Weary at last of dragging on a life so troubled and so wretched, he resolved to quit the court, and to retire into a peaceful solitude. He had often in past days remarked the extraordinary beauty of the banks of Lake Leman, where nature seems to scatter her richest gifts with lavish hand, and there he resolved to fix his abode in a district subject to his own sovereign, the Duke of Savoy, and settling down in that quiet spot to spend the remainder of his days in peace. He selected for this purpose the little village and market town of Evian, so called because of the abundance and clearness of its lovely streams and fountains. The little town is situated on the very margin of the lake, and backed by an outlying stretch of country is as charming to, the eye as it is rich and fertile.

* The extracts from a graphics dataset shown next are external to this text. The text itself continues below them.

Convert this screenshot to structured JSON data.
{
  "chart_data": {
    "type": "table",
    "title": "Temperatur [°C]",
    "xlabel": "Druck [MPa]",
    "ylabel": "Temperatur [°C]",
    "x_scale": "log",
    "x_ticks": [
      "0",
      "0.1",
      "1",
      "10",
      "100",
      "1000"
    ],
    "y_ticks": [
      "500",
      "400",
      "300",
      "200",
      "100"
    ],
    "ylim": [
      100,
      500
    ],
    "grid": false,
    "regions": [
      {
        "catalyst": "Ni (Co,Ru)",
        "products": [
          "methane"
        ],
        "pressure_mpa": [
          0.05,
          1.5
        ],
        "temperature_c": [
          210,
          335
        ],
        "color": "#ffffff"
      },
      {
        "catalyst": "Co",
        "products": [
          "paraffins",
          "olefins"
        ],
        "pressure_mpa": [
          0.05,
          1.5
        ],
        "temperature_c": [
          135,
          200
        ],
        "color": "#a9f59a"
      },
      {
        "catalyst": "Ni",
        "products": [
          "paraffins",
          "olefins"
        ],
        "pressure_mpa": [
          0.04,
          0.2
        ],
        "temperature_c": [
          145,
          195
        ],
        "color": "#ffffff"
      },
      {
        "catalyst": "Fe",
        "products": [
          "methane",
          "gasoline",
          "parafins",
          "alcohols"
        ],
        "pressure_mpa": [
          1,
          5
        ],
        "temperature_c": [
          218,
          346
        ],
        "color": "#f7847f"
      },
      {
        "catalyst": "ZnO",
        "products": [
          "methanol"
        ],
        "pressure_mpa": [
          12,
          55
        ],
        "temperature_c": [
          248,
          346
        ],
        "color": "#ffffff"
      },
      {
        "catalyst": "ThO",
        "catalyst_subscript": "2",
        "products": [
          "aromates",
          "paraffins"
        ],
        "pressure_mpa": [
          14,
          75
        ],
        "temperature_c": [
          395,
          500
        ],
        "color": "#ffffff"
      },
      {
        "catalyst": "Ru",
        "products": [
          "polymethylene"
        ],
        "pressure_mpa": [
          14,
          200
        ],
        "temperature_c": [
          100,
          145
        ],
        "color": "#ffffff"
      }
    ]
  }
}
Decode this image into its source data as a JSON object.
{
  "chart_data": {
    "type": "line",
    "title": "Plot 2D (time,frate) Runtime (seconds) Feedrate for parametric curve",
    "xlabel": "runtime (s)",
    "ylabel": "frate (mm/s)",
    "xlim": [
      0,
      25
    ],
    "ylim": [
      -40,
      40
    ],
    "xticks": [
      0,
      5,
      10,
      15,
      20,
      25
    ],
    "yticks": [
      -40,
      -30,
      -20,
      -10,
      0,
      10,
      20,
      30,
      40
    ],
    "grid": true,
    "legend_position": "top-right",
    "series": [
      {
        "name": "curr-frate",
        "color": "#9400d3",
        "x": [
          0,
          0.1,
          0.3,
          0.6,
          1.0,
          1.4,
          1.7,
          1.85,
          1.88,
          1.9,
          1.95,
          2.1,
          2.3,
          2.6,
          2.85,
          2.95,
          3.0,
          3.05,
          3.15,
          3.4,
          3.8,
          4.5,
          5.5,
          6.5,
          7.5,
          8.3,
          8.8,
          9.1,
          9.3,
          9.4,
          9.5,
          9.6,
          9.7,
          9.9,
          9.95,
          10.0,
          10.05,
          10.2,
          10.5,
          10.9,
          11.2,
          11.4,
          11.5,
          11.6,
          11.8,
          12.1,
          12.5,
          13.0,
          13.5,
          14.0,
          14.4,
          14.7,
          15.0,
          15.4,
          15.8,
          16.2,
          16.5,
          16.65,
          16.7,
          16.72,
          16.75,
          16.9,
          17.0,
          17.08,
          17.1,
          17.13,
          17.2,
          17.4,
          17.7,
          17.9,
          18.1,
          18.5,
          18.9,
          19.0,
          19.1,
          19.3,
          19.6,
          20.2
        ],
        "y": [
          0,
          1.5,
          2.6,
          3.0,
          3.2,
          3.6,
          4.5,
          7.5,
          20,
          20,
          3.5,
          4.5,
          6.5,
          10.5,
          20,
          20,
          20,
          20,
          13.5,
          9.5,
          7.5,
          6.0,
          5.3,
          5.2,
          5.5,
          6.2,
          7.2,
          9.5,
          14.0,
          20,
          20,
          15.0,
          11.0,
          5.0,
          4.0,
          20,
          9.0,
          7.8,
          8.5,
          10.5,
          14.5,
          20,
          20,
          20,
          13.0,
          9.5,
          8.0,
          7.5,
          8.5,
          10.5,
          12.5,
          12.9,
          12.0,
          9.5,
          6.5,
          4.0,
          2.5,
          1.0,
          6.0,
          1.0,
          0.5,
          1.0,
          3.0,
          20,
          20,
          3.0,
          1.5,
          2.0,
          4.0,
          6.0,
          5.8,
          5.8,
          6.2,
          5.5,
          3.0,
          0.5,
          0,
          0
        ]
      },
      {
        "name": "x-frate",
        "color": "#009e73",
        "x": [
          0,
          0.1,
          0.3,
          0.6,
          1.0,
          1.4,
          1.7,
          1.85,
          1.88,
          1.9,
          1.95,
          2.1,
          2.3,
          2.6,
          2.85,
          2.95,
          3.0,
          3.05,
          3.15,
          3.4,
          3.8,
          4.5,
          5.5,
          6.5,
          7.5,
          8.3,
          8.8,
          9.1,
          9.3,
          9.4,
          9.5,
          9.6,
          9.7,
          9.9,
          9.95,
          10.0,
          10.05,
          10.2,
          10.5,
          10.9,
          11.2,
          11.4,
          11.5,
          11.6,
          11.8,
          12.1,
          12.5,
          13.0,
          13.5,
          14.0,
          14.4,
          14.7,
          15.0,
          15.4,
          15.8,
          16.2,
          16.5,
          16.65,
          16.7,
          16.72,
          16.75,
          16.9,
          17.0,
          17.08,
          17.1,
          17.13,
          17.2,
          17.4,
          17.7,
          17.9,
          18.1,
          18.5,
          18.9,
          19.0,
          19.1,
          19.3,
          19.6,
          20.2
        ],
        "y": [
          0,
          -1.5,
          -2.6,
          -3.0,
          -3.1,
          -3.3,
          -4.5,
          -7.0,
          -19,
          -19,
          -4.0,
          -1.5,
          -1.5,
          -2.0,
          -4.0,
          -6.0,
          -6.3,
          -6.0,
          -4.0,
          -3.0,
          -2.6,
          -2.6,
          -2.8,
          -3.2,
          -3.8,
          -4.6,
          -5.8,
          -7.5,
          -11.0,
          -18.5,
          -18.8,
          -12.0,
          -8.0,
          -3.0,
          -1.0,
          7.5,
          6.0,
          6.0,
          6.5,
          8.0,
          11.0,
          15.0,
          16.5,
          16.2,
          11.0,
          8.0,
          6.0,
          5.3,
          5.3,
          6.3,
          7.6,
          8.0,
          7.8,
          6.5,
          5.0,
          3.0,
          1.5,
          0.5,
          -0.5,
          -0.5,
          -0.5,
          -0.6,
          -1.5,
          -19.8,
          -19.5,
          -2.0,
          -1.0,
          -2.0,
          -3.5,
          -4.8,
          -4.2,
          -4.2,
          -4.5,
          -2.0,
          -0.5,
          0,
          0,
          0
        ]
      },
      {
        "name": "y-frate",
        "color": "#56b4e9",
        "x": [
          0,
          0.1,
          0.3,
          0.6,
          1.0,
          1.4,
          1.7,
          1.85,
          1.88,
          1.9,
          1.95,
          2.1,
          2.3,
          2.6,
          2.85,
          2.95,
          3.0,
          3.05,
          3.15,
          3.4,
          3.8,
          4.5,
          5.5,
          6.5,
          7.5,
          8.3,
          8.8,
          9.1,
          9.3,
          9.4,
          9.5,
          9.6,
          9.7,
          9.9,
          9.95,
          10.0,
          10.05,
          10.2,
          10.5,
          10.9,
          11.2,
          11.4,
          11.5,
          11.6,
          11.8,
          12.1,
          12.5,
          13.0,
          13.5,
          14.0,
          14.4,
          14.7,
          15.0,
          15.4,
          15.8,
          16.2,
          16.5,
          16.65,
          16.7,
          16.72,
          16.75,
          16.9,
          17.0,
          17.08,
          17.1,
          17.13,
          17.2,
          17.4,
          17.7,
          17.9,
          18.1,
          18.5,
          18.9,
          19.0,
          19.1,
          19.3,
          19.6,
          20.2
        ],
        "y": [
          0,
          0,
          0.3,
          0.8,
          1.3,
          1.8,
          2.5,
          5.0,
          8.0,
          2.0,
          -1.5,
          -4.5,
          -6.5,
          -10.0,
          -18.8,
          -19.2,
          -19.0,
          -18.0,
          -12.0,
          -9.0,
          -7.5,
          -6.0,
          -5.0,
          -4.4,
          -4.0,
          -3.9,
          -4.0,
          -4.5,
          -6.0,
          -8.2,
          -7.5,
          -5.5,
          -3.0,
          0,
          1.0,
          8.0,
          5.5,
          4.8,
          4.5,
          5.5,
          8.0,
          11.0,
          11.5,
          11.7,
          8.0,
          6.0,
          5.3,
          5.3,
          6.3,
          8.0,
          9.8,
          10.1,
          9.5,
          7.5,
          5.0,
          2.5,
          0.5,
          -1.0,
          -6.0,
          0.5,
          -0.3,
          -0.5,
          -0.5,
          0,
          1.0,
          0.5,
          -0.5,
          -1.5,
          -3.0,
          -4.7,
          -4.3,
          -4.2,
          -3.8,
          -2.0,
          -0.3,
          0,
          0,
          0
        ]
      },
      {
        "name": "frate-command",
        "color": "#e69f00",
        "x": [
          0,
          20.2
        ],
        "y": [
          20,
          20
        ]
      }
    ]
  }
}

There, having given up his archbishopric and all his benefices, reserving only to himself a pension of two thousand crowns, he established a retreat into which he was accompanied by only three or four servants.

He was at this time sixty-five years old, but weighed down by physical infirmities much more than by the burden of his years. He had chosen this particular spot purposely because there was no approach to it from the high road, and there was little fear of visits from that great world of which he was now so weary, in the crush and tumult of which he had spent so large a portion of his life in consequence of his position at court.

Another reason for his choosing Evian was that the little township being in the diocese of Geneva, which is included in the province of Vienne in Dauphiné, in settling there he was not leaving his own province.

Living then in this calm retreat, free from all bustle and all burdens of office, with no show and state to keep up, having nothing to attend to but the sanctification of his soul and the restoration of his bodily health, a marvellous change was soon observed in him. Inward peace gave back to him health so vigorous and settled that those who had known him in the days of his infirmity declared him to be absolutely rejuvenated, and truly he did feel in his soul a renewal of strength like that of the eagle. This he attributed to exercises of the contemplative life to which he now devoted himself with fervour.

We see thus how true is the divine oracle which tells us that to those who seek first the Kingdom of God and His justice all temporal things necessary shall be given,[1] for God prospered this good Prelate in even his worldly affairs.

The small sum of money which he had reserved for himself, and which he spent in the most frugal and judicious manner possible, so increased that when he died at the age of a hundred and two or a hundred and three years, he left behind him more than 6,000 crowns.

By his will he ordered the whole to be distributed in benefactions and alms throughout the neighbourhood, and in fact it relieved every necessitous person to be found round about.

It was this very Mgr. Vespasian Grimaldi who, assisted by the Bishops of Saint-Paul-Trois-Châteaux, and of Damascus, conferred episcopal consecration upon Blessed Francis in the Church of Thorens, in the diocese of Geneva, on the feast of the Immaculate Conception of Our Lady, December 8th, 1602.

From this notable example we may easily gather:

1. That for Prelates the atmosphere of Courts is not to be recommended.

2. That it is favourable neither to the growth of holiness nor the maintenance of physical health.

3. That great fortunes entail great slavery and great anxieties.

4. A peaceful, tranquil, and hidden life, even from the point of view of common sense and of the dictates of nature, is the happiest.

5. That much more is this so when looked at in the light of grace and of the soul's welfare.

6. That the old saying is quite true that there is no surer way to increase one's income than that of frugality and judicious economy.

7. That one never has money enough to meet all the claims of worldly show and vain ostentation.

8. That he who lives in the style the world expects of him is never rich, while he who regulates his expenditure simply by his natural needs is never poor.

9. That almsdeeds is an investment which multiplies itself a hundredfold even in this present life and ensures the fruit of a blessed eternity in the next, provided only they have been given in the love, and for the love of God.